İktidara yakınlığıyla bilinen Yeni Şafak gazetesi, darbe girişiminin sıkça konuşulan ‘dış destek’ ihtimalini nokta atışıyla ‘tespit ederek’ John F. Campbell adında Amerikalı bir generali işaret etti.
İlkg günden beri 15 Temmuz darbe girişiminin ardında ABD’nin bulunduğunu savunan Yeni Şafak’tan Yılmaz Bilgen’in, ‘darbe sürecinde aktif rol alan bir askeri kaynak’a dayandırdığı haberinde Afganistan’da Uluslararası Güvenlik Destek Gücü Komutanlığı’ndan mayıs ayında ayrılıp emekli olan Campbell’in darbe girişimi öncesi Türkiye’ye iki kez geldiği öne sürüldü.
Campbell’in Erzurum’da ve Adana’daki İncirlik NATO Üssü’nde ‘sır görüşmeler’ gerçekleştirdiğini yazan gazeteye göre ABD’li komutan ‘darbenin başarılı olması halinde’ en kısa sürede yeniden Türkiye’ye gelecekti.

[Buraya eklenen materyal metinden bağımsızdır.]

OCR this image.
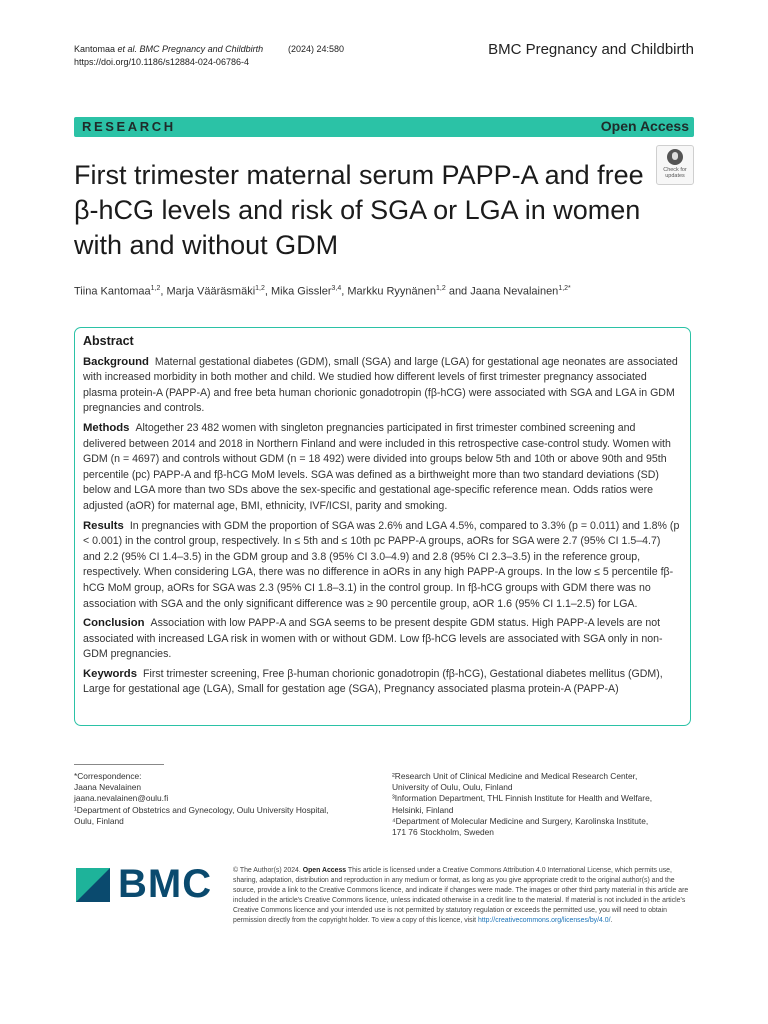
Kantomaa et al. BMC Pregnancy and Childbirth	(2024) 24:580
https://doi.org/10.1186/s12884-024-06786-4
BMC Pregnancy and Childbirth
RESEARCH	Open Access
First trimester maternal serum PAPP-A and free β-hCG levels and risk of SGA or LGA in women with and without GDM
Check for
updates
Tiina Kantomaa$^{1,2}$, Marja Vääräsmäki$^{1,2}$, Mika Gissler$^{3,4}$, Markku Ryynänen$^{1,2}$ and Jaana Nevalainen$^{1,2*}$
Abstract

Background Maternal gestational diabetes (GDM), small (SGA) and large (LGA) for gestational age neonates are associated with increased morbidity in both mother and child. We studied how different levels of first trimester pregnancy associated plasma protein-A (PAPP-A) and free beta human chorionic gonadotropin (fβ-hCG) were associated with SGA and LGA in GDM pregnancies and controls.

Methods Altogether 23 482 women with singleton pregnancies participated in first trimester combined screening and delivered between 2014 and 2018 in Northern Finland and were included in this retrospective case-control study. Women with GDM (n = 4697) and controls without GDM (n = 18 492) were divided into groups below 5th and 10th or above 90th and 95th percentile (pc) PAPP-A and fβ-hCG MoM levels. SGA was defined as a birthweight more than two standard deviations (SD) below and LGA more than two SDs above the sex-specific and gestational age-specific reference mean. Odds ratios were adjusted (aOR) for maternal age, BMI, ethnicity, IVF/ICSI, parity and smoking.

Results In pregnancies with GDM the proportion of SGA was 2.6% and LGA 4.5%, compared to 3.3% (p = 0.011) and 1.8% (p < 0.001) in the control group, respectively. In ≤ 5th and ≤ 10th pc PAPP-A groups, aORs for SGA were 2.7 (95% CI 1.5–4.7) and 2.2 (95% CI 1.4–3.5) in the GDM group and 3.8 (95% CI 3.0–4.9) and 2.8 (95% CI 2.3–3.5) in the reference group, respectively. When considering LGA, there was no difference in aORs in any high PAPP-A groups. In the low ≤ 5 percentile fβ-hCG MoM group, aORs for SGA was 2.3 (95% CI 1.8–3.1) in the control group. In fβ-hCG groups with GDM there was no association with SGA and the only significant difference was ≥ 90 percentile group, aOR 1.6 (95% CI 1.1–2.5) for LGA.

Conclusion Association with low PAPP-A and SGA seems to be present despite GDM status. High PAPP-A levels are not associated with increased LGA risk in women with or without GDM. Low fβ-hCG levels are associated with SGA only in non-GDM pregnancies.

Keywords First trimester screening, Free β-human chorionic gonadotropin (fβ-hCG), Gestational diabetes mellitus (GDM), Large for gestational age (LGA), Small for gestation age (SGA), Pregnancy associated plasma protein-A (PAPP-A)

*Correspondence:
Jaana Nevalainen
jaana.nevalainen@oulu.fi
¹Department of Obstetrics and Gynecology, Oulu University Hospital,
Oulu, Finland
²Research Unit of Clinical Medicine and Medical Research Center,
University of Oulu, Oulu, Finland
³Information Department, THL Finnish Institute for Health and Welfare,
Helsinki, Finland
⁴Department of Molecular Medicine and Surgery, Karolinska Institute,
171 76 Stockholm, Sweden
BMC	© The Author(s) 2024. Open Access This article is licensed under a Creative Commons Attribution 4.0 International License, which permits use, sharing, adaptation, distribution and reproduction in any medium or format, as long as you give appropriate credit to the original author(s) and the source, provide a link to the Creative Commons licence, and indicate if changes were made. The images or other third party material in this article are included in the article's Creative Commons licence, unless indicated otherwise in a credit line to the material. If material is not included in the article's Creative Commons licence and your intended use is not permitted by statutory regulation or exceeds the permitted use, you will need to obtain permission directly from the copyright holder. To view a copy of this licence, visit http://creativecommons.org/licenses/by/4.0/.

Haberde Campbell darbe girişimi için Nijerya’daki UBA Bank şubesinden CIA aracılığıyla ciddi para akışının sağlanmasında da kilit isim olarak nitelendi.
Birinci sayfada HDP, içerikte ‘tanınmış isimler’
Gazetede yer alan iddialar şöyle devam etti: “15 Temmuz’a giden süreçte Nijerya merkezli United Bank of Africa (UBA), altı aylık para trafiğinin üssü oldu. Nijerya’dan Türkiye’ye para transferi, CIA tarafından oluşturulan bir ekip tarafından yürütüldü. Cuntacıları darbeye ikna sürecinde yüklü miktarda transfer gerçekleşti. Türkiye’ye gönderilen para, ülke içinde 80 kişilik özel ekibe ait farklı banka hesaplarına havale edildi. CIA’in oluşturduğu özel ekip üyelerince çekilen para, varacağı son adrese, yani cuntacılara elden teslim edildi. Doğu ve Güneydoğu’da bazı tanınmış isimler bu faaliyette etkin görev alırken, iç ve batı Anadolu’da ise Gülenist çete mensupları kullanıldı.”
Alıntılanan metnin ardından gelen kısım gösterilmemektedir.